Como si los húngaros efectivamente se hubiesen enojado por el festejo desatado por Zapata, el 5 a 1 se convirtió en un chasquido de dedos en 10 a 1. Y pudieron haber sido más: Hungría pisó el freno a los 38 minutos del segundo tiempo. “En el vestuario hubo un problema bastante fuerte, y yo tuve que separar. Después llegamos a la conclusión de que los entrenadores se habían equivocado, que habían hecho un sistema deficiente, y para los partidos siguientes ya no le pasamos tanta cabida. Nosotros hacíamos la alineación. Yo era delantero pero contra Argentina jugué de mediocampista y tuve que marcar a (Osvaldo) Ardiles. Al regreso, el que no la pasó bien fue el portero (Guevara). Le quisieron quemar el carro”, dice Zapata, omitiendo parte de lo que sufrió el arquero: le dispararon 22 balas a su auto.

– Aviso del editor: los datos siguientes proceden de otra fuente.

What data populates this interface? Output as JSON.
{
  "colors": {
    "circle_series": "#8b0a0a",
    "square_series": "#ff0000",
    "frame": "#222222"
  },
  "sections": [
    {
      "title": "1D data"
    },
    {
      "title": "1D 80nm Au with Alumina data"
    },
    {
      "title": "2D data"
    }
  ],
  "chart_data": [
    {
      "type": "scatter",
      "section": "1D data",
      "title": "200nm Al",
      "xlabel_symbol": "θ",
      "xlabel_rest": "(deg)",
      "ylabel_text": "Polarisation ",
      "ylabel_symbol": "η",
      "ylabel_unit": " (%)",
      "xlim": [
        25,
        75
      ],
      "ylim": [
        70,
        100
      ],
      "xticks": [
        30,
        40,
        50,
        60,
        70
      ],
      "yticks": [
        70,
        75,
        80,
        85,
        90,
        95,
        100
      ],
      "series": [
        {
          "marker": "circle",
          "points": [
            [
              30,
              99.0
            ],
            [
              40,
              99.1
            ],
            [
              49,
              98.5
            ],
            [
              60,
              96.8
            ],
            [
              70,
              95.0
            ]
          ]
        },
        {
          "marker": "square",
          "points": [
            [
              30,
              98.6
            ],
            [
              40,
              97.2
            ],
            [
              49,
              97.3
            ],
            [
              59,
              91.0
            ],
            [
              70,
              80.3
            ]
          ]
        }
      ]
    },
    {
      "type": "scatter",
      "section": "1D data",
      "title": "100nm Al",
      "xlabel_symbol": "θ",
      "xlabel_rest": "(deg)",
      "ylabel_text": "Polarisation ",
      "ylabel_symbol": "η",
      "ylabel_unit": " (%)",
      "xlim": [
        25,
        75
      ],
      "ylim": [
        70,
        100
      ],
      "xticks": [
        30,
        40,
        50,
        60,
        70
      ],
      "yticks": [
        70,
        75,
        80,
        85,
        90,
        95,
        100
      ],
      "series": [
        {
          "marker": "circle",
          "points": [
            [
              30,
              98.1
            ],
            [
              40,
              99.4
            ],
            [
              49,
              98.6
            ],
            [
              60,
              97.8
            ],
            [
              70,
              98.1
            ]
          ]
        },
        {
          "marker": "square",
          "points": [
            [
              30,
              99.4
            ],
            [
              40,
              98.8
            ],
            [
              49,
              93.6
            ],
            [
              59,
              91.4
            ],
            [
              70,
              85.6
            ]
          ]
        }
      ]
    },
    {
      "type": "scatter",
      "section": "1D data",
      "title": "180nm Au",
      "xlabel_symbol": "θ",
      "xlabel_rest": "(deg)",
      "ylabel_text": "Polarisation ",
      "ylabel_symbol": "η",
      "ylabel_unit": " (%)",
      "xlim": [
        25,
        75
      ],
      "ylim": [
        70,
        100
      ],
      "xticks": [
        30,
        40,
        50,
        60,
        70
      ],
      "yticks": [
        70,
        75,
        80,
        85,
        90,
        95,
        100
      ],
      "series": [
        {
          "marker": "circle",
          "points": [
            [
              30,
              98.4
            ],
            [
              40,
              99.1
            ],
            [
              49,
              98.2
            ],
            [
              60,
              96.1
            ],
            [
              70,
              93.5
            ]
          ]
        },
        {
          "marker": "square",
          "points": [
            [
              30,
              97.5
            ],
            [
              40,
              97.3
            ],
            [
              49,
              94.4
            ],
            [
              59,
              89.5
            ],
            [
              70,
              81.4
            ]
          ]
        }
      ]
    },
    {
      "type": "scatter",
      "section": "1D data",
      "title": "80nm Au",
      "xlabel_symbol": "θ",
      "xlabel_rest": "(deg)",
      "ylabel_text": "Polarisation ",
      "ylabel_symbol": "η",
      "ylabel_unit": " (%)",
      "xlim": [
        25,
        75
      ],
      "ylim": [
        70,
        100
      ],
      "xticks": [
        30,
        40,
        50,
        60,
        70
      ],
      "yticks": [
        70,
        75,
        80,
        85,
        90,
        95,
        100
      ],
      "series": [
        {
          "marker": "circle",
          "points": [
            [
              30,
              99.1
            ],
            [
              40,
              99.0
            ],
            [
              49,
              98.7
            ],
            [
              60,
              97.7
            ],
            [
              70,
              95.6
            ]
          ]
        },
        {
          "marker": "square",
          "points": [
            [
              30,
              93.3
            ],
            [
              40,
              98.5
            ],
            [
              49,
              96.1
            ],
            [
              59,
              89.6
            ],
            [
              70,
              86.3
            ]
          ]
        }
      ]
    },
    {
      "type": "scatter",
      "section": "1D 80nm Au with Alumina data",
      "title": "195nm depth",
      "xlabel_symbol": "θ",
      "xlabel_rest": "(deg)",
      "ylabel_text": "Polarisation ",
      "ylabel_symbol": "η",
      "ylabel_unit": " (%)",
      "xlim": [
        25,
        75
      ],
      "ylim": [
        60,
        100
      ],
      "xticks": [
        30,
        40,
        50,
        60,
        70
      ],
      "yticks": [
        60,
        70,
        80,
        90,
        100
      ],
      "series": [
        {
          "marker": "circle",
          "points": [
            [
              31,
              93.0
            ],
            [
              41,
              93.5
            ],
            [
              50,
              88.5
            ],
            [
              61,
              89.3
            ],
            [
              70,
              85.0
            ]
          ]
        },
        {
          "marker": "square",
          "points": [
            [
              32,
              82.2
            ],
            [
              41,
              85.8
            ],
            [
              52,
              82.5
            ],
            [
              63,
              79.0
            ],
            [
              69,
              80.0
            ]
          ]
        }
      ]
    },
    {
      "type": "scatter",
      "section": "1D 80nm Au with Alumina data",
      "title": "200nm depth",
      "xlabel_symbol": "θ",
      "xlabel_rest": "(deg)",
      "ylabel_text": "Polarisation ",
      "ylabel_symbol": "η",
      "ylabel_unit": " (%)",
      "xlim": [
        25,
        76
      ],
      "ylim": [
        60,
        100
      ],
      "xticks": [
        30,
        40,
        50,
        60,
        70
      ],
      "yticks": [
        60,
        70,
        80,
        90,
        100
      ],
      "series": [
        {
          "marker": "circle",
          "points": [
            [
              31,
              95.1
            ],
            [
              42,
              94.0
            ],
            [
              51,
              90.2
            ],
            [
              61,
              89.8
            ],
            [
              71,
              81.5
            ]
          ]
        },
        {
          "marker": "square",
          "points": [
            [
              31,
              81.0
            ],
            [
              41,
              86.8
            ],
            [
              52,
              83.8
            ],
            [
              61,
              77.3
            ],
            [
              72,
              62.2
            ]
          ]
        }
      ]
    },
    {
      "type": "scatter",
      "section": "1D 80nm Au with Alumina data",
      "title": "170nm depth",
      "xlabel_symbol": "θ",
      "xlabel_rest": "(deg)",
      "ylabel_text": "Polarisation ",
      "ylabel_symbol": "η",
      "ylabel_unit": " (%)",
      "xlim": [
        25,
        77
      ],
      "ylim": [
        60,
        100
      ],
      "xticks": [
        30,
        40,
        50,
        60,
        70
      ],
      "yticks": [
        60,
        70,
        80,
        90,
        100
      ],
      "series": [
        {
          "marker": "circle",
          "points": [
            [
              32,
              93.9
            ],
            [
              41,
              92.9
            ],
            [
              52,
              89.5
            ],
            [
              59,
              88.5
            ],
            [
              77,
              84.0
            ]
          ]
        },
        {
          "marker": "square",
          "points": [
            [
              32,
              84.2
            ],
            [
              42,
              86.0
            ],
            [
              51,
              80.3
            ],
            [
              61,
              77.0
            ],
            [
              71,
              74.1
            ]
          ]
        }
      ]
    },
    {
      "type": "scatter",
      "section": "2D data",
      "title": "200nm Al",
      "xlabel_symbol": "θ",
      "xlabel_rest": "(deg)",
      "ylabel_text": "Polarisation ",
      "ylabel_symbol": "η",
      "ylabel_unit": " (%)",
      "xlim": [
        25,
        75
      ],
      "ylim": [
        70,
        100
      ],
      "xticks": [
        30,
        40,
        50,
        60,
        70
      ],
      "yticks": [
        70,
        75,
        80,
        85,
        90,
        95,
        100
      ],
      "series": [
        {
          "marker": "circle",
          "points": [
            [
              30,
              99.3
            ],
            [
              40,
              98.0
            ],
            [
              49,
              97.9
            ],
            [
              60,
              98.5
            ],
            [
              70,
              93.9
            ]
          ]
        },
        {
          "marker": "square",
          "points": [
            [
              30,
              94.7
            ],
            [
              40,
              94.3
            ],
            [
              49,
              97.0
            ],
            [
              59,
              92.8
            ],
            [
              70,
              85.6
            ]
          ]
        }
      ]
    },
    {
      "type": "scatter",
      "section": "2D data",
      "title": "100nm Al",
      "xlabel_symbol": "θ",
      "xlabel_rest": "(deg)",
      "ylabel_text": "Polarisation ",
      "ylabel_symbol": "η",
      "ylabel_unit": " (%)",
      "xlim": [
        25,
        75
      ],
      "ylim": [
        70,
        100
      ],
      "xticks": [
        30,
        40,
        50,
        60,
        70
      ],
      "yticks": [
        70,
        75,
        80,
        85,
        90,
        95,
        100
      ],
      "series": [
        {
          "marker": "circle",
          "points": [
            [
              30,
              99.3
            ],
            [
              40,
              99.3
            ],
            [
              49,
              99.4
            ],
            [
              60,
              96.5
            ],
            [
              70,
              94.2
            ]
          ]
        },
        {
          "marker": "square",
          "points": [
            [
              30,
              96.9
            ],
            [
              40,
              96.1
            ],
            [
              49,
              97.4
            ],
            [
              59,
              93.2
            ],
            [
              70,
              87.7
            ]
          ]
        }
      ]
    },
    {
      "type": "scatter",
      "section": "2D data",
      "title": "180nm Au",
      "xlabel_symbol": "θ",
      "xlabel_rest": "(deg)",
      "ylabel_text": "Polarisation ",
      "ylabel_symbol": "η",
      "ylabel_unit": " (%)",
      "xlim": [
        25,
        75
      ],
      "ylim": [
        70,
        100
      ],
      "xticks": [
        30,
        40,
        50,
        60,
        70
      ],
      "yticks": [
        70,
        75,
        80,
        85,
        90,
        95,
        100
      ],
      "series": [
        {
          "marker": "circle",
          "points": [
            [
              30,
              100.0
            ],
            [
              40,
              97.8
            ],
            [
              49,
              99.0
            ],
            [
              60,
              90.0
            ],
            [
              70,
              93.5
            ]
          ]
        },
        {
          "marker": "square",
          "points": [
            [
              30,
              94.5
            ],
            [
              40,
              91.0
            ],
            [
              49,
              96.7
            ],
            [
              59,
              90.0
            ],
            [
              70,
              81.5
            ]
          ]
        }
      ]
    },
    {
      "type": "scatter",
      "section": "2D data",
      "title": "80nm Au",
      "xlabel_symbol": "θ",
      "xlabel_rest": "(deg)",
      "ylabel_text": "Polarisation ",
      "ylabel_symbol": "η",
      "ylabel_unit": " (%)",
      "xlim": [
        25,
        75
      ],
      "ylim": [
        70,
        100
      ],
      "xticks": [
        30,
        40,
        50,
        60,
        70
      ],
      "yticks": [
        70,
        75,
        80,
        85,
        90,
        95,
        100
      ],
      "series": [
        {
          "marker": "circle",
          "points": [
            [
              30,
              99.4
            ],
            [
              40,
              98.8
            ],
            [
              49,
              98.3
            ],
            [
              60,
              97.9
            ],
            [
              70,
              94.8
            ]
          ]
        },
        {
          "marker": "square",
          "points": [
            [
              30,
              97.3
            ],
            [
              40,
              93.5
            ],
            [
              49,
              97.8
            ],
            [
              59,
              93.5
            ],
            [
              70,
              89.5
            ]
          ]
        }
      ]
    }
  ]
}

La camiseta con la que Zapata convirtió aquel gol, 36 años después, está en Houston, en la casa de uno de los hermanos del futbolista. También en Estados Unidos fue que Franklin Roosvelt dijo su célebre frase sobre un dictador centroamericano, el nicaragüense Tacho Somoza, y que después copió Henry Kissinger sobre el segundo Somoza, también dictador: “Sí, es un hijo de puta, pero es nuestro hijo de puta”. Aquella derrota 10 a 1 fue un desastre deportivo, sí, pero fue el desastre deportivo de Zapata y sus compañeros –y en parte también es el desastre que a todos nos puede tocar cada tanto, o que ya nos tocó–. ¿Cómo, entonces, no aprender a quererlo, a reivindicarlo, casi –silenciosamente– a agradecerlo?